‘Aye, afore the Ayr Bank; but the silly bodie the father was clean broken by that venture.’
‘That should be the greater reason, Mr. Walkinshaw, wi’ you to let your estate go in the natural way to Charlie.’
‘A’ that may be very true, Mr. Keelevin; I did na come here, however, to confer with you anent the like of that, but only of the law. I want you to draw the settlement, as I was saying; first, ye’ll entail it on Walter and his heirs-male, syne on Geordie and his heirs-male, and failing them, ye may gang back, to please yoursel, to the heirs-male o’ Charlie, and failing them, to Meg’s heirs-general.’
‘Mr. Walkinshaw,’ said the honest writer, after a pause of about a minute, ‘there’s no Christianity in this.’
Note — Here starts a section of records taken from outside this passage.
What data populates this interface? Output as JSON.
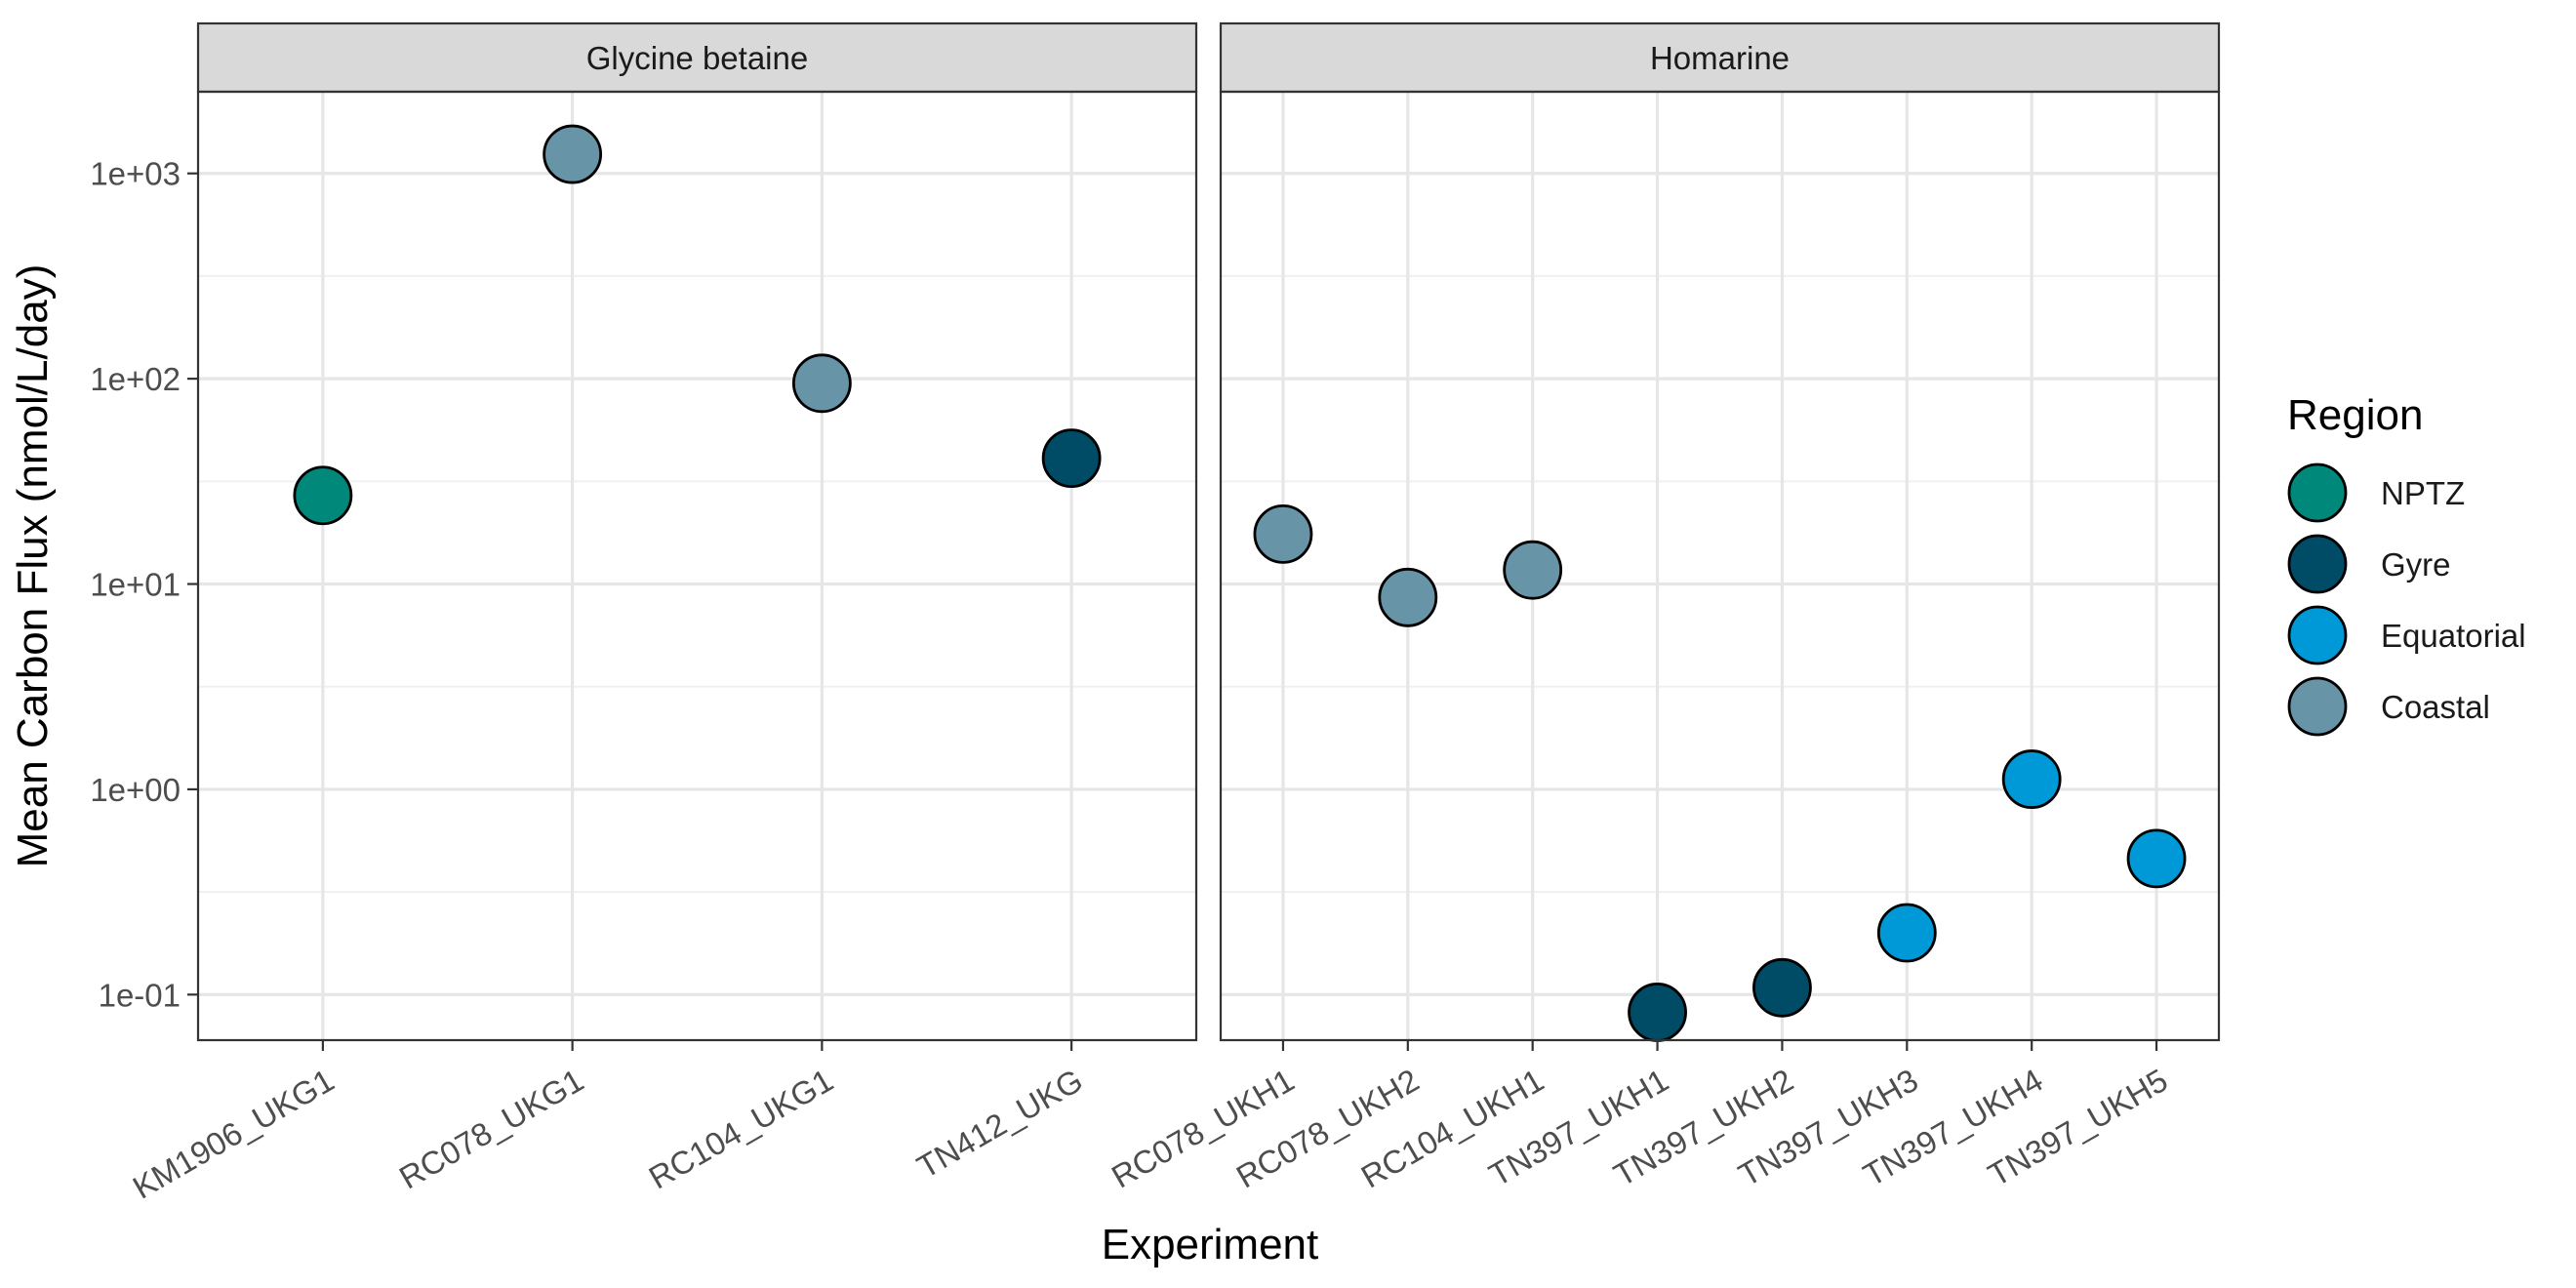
{
  "chart_data": {
    "type": "scatter",
    "xlabel": "Experiment",
    "ylabel": "Mean Carbon Flux (nmol/L/day)",
    "y_scale": "log10",
    "ylim": [
      0.06,
      2500
    ],
    "y_ticks": [
      {
        "value": 0.1,
        "label": "1e-01"
      },
      {
        "value": 1,
        "label": "1e+00"
      },
      {
        "value": 10,
        "label": "1e+01"
      },
      {
        "value": 100,
        "label": "1e+02"
      },
      {
        "value": 1000,
        "label": "1e+03"
      }
    ],
    "grid": true,
    "legend": {
      "title": "Region",
      "placement": "right",
      "entries": [
        {
          "label": "NPTZ",
          "color": "#00897B"
        },
        {
          "label": "Gyre",
          "color": "#004B66"
        },
        {
          "label": "Equatorial",
          "color": "#0099D8"
        },
        {
          "label": "Coastal",
          "color": "#6894A8"
        }
      ]
    },
    "facets": [
      {
        "title": "Glycine betaine",
        "categories": [
          "KM1906_UKG1",
          "RC078_UKG1",
          "RC104_UKG1",
          "TN412_UKG"
        ],
        "points": [
          {
            "x": "KM1906_UKG1",
            "y": 27,
            "region": "NPTZ"
          },
          {
            "x": "RC078_UKG1",
            "y": 1240,
            "region": "Coastal"
          },
          {
            "x": "RC104_UKG1",
            "y": 95,
            "region": "Coastal"
          },
          {
            "x": "TN412_UKG",
            "y": 41,
            "region": "Gyre"
          }
        ]
      },
      {
        "title": "Homarine",
        "categories": [
          "RC078_UKH1",
          "RC078_UKH2",
          "RC104_UKH1",
          "TN397_UKH1",
          "TN397_UKH2",
          "TN397_UKH3",
          "TN397_UKH4",
          "TN397_UKH5"
        ],
        "points": [
          {
            "x": "RC078_UKH1",
            "y": 17.5,
            "region": "Coastal"
          },
          {
            "x": "RC078_UKH2",
            "y": 8.6,
            "region": "Coastal"
          },
          {
            "x": "RC104_UKH1",
            "y": 11.7,
            "region": "Coastal"
          },
          {
            "x": "TN397_UKH1",
            "y": 0.082,
            "region": "Gyre"
          },
          {
            "x": "TN397_UKH2",
            "y": 0.108,
            "region": "Gyre"
          },
          {
            "x": "TN397_UKH3",
            "y": 0.2,
            "region": "Equatorial"
          },
          {
            "x": "TN397_UKH4",
            "y": 1.12,
            "region": "Equatorial"
          },
          {
            "x": "TN397_UKH5",
            "y": 0.46,
            "region": "Equatorial"
          }
        ]
      }
    ]
  }
}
‘But there may be law, I hope.’
‘I think, Mr. Walkinshaw, my good and worthy friend, that you should reflect well on this matter, for it is a thing by ordinare to do.’
‘But ye ken, Mr. Keelevin, when Watty dies, the Grippy and the Plealands will be a’ ae heritage, and will na that be a braw thing for my family?’
‘But what for would ye cut off poor Charlie from his rightful inheritance?’
‘Me cut him off frae his inheritance! When my grandfather brake on account o’ the Darien, then it was that he lost his inheritance. He’ll get frae me a’ that I inherited frae our forbears, and may be mair; only, I’ll no alloo he has ony heritable right on me, but what stands with my pleasure to gie him as an almous.’